DPRD Surabaya Soroti Minimnya Alat Normalisasi Saluran dalam Penanganan Banjir

Kondisi banjir di salah satu wilayah di Surabaya.
Kondisi banjir di salah satu wilayah di Surabaya.

SURABAYA (Lentera) - Penanganan banjir di Kota Surabaya dinilai tidak harus selalu berfokus pada pembangunan infrastruktur baru. Pemerintah Kota (Pemkot) Surabaya justru didorong untuk memperkuat upaya normalisasi saluran air secara rutin dengan dukungan sarana dan prasarana yang memadai.

Wakil Ketua Komisi C DPRD Kota Surabaya, Aning Rahmawati, menilai persoalan sedimentasi, penyumbatan, dan pendangkalan saluran masih menjadi salah satu penyebab utama terjadinya genangan di sejumlah wilayah saat hujan deras.

"Penanganan banjir Kota Surabaya tidak harus melulu dengan pembangunan. Yang harus benar-benar diperhatikan adalah normalisasi saluran dengan sarana dan prasarana yang mumpuni," kata Aning, Senin (22/6/2026).

Menurutnya, kapasitas peralatan yang dimiliki Pemkot Surabaya saat ini masih terbatas. Bahkan, ia menyebut kota sebesar Surabaya hanya memiliki satu alat utama untuk kegiatan normalisasi saluran, sehingga proses pengerjaan menjadi tidak optimal dan sering terlambat.

Akibatnya, banyak saluran mengalami sedimentasi, penyumbatan, hingga pendangkalan yang mengurangi kapasitas tampung air saat intensitas hujan tinggi.

"Maka harus menjadi perhatian serius bagi Pemkot untuk melakukan penambahan sarana dan prasarana sekaligus melaksanakan normalisasi secara berkesinambungan dan tepat sasaran," ujarnya.

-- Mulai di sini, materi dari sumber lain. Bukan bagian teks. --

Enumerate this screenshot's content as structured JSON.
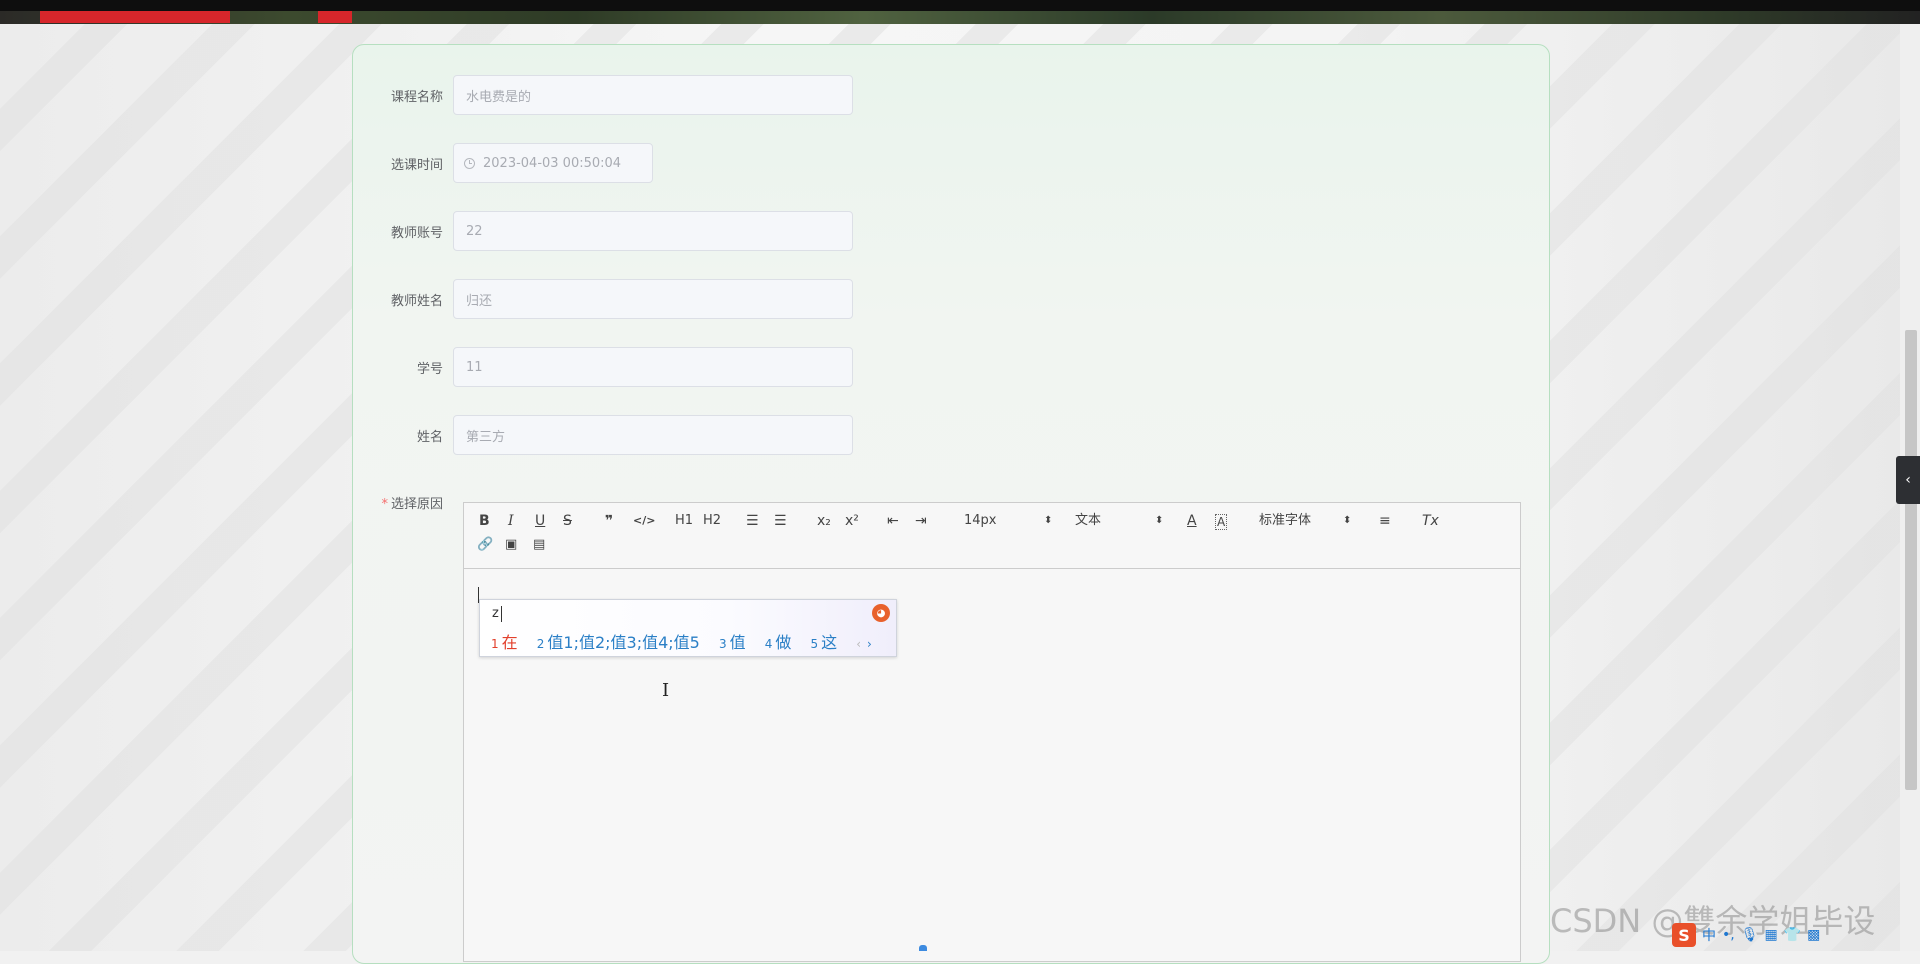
{
  "form": {
    "course_name": {
      "label": "课程名称",
      "value": "水电费是的"
    },
    "select_time": {
      "label": "选课时间",
      "value": "2023-04-03 00:50:04"
    },
    "teacher_account": {
      "label": "教师账号",
      "value": "22"
    },
    "teacher_name": {
      "label": "教师姓名",
      "value": "归还"
    },
    "student_id": {
      "label": "学号",
      "value": "11"
    },
    "student_name": {
      "label": "姓名",
      "value": "第三方"
    },
    "reason": {
      "label": "选择原因",
      "required_mark": "*"
    }
  },
  "editor": {
    "toolbar": {
      "bold": "B",
      "italic": "I",
      "underline": "U",
      "strike": "S",
      "quote": "❞",
      "code": "</>",
      "h1": "H1",
      "h2": "H2",
      "ordered_list": "☰",
      "bullet_list": "☰",
      "sub": "x₂",
      "sup": "x²",
      "outdent": "⇤",
      "indent": "⇥",
      "font_size": "14px",
      "header_select": "文本",
      "font_color": "A",
      "bg_color": "A",
      "font_family": "标准字体",
      "align": "≡",
      "clean": "Tx",
      "link": "🔗",
      "image": "▣",
      "video": "▤"
    }
  },
  "ime": {
    "composition": "z",
    "candidates": [
      {
        "num": "1",
        "text": "在"
      },
      {
        "num": "2",
        "text": "值1;值2;值3;值4;值5"
      },
      {
        "num": "3",
        "text": "值"
      },
      {
        "num": "4",
        "text": "做"
      },
      {
        "num": "5",
        "text": "这"
      }
    ],
    "prev": "‹",
    "next": "›"
  },
  "watermark": "CSDN @雙余学姐毕设",
  "tray": {
    "logo": "S",
    "icons": [
      "中",
      "•,",
      "🎙",
      "▦",
      "👕",
      "▩"
    ]
  },
  "sidebar_toggle": "‹"
}
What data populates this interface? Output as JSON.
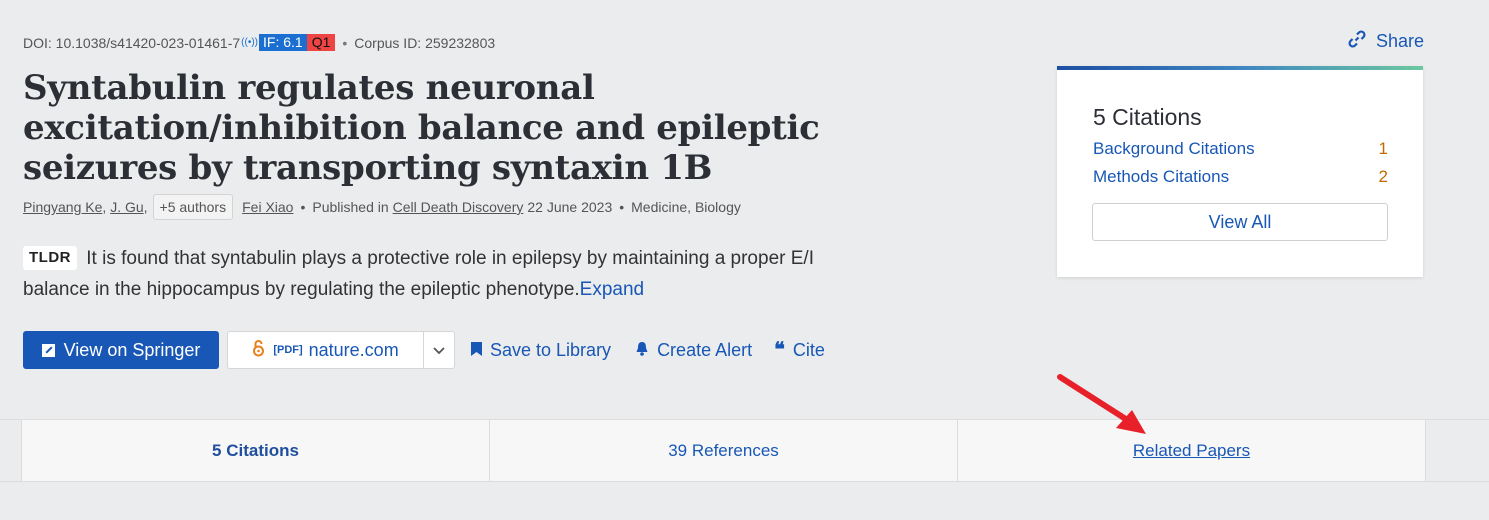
{
  "meta": {
    "doi": "DOI: 10.1038/s41420-023-01461-7",
    "if_badge": "IF: 6.1",
    "q_badge": "Q1",
    "corpus_id": "Corpus ID: 259232803"
  },
  "title": "Syntabulin regulates neuronal excitation/inhibition balance and epileptic seizures by transporting syntaxin 1B",
  "authors": {
    "author1": "Pingyang Ke",
    "author2": "J. Gu",
    "more": "+5 authors",
    "author3": "Fei Xiao",
    "published_in": "Published in",
    "venue": "Cell Death Discovery",
    "date": "22 June 2023",
    "fields": "Medicine, Biology"
  },
  "tldr": {
    "badge": "TLDR",
    "text": "It is found that syntabulin plays a protective role in epilepsy by maintaining a proper E/I balance in the hippocampus by regulating the epileptic phenotype.",
    "expand": "Expand"
  },
  "actions": {
    "view_on": "View on Springer",
    "pdf_tag": "[PDF]",
    "pdf_source": "nature.com",
    "save": "Save to Library",
    "alert": "Create Alert",
    "cite": "Cite"
  },
  "share": "Share",
  "citations_card": {
    "title": "5 Citations",
    "rows": [
      {
        "label": "Background Citations",
        "count": "1"
      },
      {
        "label": "Methods Citations",
        "count": "2"
      }
    ],
    "view_all": "View All"
  },
  "tabs": [
    {
      "label": "5 Citations"
    },
    {
      "label": "39 References"
    },
    {
      "label": "Related Papers"
    }
  ],
  "colors": {
    "accent": "#1857b6",
    "count": "#c06a00",
    "if_badge": "#1a6fd1",
    "q_badge": "#ef4444",
    "arrow": "#e8202a"
  }
}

Politisi Fraksi PKS ini menuturkan, kegiatan normalisasi sebaiknya diprioritaskan pada kawasan yang memiliki tingkat genangan tinggi, durasi genangan yang lama, serta wilayah yang paling membutuhkan penanganan berdasarkan kondisi di lapangan.

Selain itu, politisi perempuan tersebut juga menyoroti masih ditemukannya pompa air yang tidak berfungsi saat dibutuhkan. Menurut dia, kondisi tersebut semestinya tidak terjadi karena anggaran pemeliharaan pompa telah disediakan sesuai kebutuhan dan tidak mengalami pengurangan dalam pembahasan anggaran di DPRD.

Aning menambahkan, kondisi pasang air laut juga perlu menjadi pertimbangan dalam sistem pengendalian banjir di Surabaya, sehingga diperlukan langkah antisipatif dan kesiapsiagaan yang lebih baik agar genangan dapat ditangani secara cepat dan efektif.

"Banyaknya pompa yang mati seharusnya tidak menjadi alasan, karena anggaran pemeliharaan sudah sesuai dengan kebutuhan dan tidak ada yang kami coret," tutupnya.

Diketahui sebelumnya, hujan berintensitas sedang yang mengguyur Kota Surabaya sejak dini hari, Senin (22/6/2026), memicu genangan di 19 titik serta menyebabkan satu pohon tumbang.

Reporter: Amanah/Editor: Santi

Share:
Lenterabandung.com.
Lenterabandung.com.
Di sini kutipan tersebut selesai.